The cardiac exam should be selective. I would mostly be listening for murmurs such as mitral incompetence or aortic stenosis and signs of cardiac failure.

In the nearological exam; are there any deficits?

In the abdominal examination, beware of the pulsatile mass in the abdomen, or other abdominal pain. Perform a rectal examination looking for evidence of gastrointestinal bleeding.


These are few.

  1. Perform an ECG and look for the ECG’s of syncope as shown below. A normal ECG indicates a lower likelihood of arrhythmia as a cause of syncope. It has a low yield i.e.,<5%, but when it is positive, you have the diagnosis.
  2. In a woman of childbearing age, a pregnancy test
  3. A haemoglobin and hematocrit, will give information on blood loss.
  4. Other tests may include a Troponin, if the patient had chest pain, or a CT brain if the patient had a sudden headache, or an aortogram if the patient had a sudden onset of ripping chest pain. Tailor the investigations to the history and the symptoms.
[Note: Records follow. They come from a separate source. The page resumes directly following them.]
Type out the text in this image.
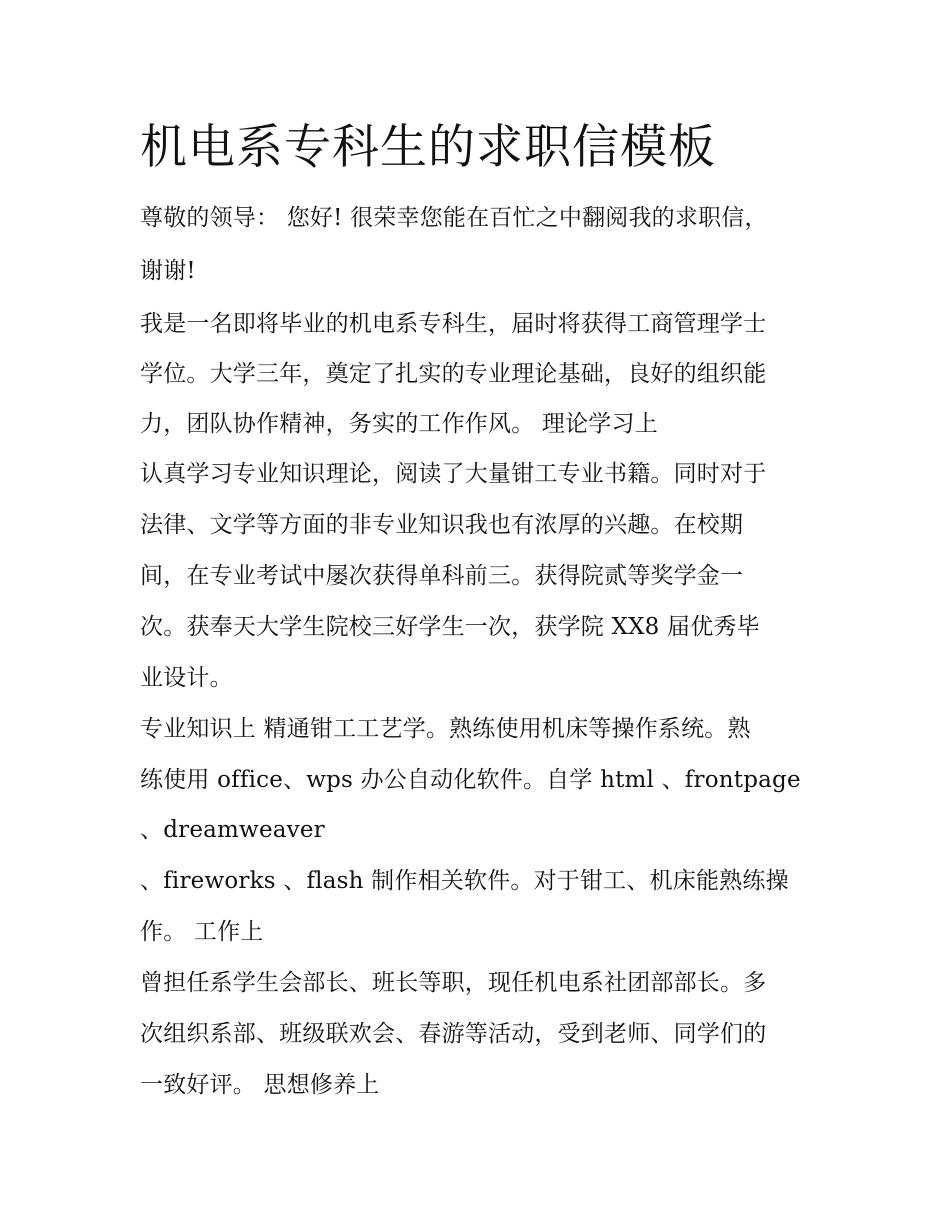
机电系专科生的求职信模板

尊敬的领导： 您好! 很荣幸您能在百忙之中翻阅我的求职信，

谢谢!

我是一名即将毕业的机电系专科生，届时将获得工商管理学士

学位。大学三年，奠定了扎实的专业理论基础，良好的组织能

力，团队协作精神，务实的工作作风。 理论学习上

认真学习专业知识理论，阅读了大量钳工专业书籍。同时对于

法律、文学等方面的非专业知识我也有浓厚的兴趣。在校期

间，在专业考试中屡次获得单科前三。获得院贰等奖学金一

次。获奉天大学生院校三好学生一次，获学院 XX8 届优秀毕

业设计。

专业知识上 精通钳工工艺学。熟练使用机床等操作系统。熟

练使用 office、wps 办公自动化软件。自学 html 、frontpage

、dreamweaver

、fireworks 、flash 制作相关软件。对于钳工、机床能熟练操

作。 工作上

曾担任系学生会部长、班长等职，现任机电系社团部部长。多

次组织系部、班级联欢会、春游等活动，受到老师、同学们的

一致好评。 思想修养上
Below is the mnemonic I teach for the ECG’s of syncope.

The solution is shown below:



There are syncope scores that we can use, to allow us to predict who will have potentially poor outcome.

San Francisco Syncope Score

This is perhaps the most famous of these. It is a validated score looking at 7 day adverse events, with a high sensitivity of about 98%, but a low specificity(56%). It can tell us that something bad will happen, it just doesn’t know what. The variables it uses include:

  • Abnormal ECG
  • Shortness of Breath
  • Systolic Blood Pressure < 90mmHg
  • Haematocrit < 30%
  • Congestive Cardiac Failure

Oesil Risk Score

This looked at 1 year mortality and included risk factors that were each given a score. A total score of 4 risk factors had an associated 1 year mortality of  57.1%. The risk factors included were:

  • Male
  • Age >65yo
  • Hypertension
  • Cardiovascular disease history
  • Diabetes
  • Previous syncope
  • Syncope without prodromes
  • Syncope-related traumatic injurues
  • Abnormal ECG

The Rose Score

This looked at one month outcomes and recommended admission if any of the following were present:

  • BNP >300mcg/ml
  • Bradycardia < 50
  • Fecal Occult Blood
  • Anaemia Hb < 90g/l
  • Chest pain associated with syncope
  • ECG with Q waves
  • Saturations of < 94% on room air.

The were also others such as the Boston syncope rules.

The way to use the rules is as a check list before sending patients home. If I am about to discharge a patient I apply the San-Francisco syncope rule.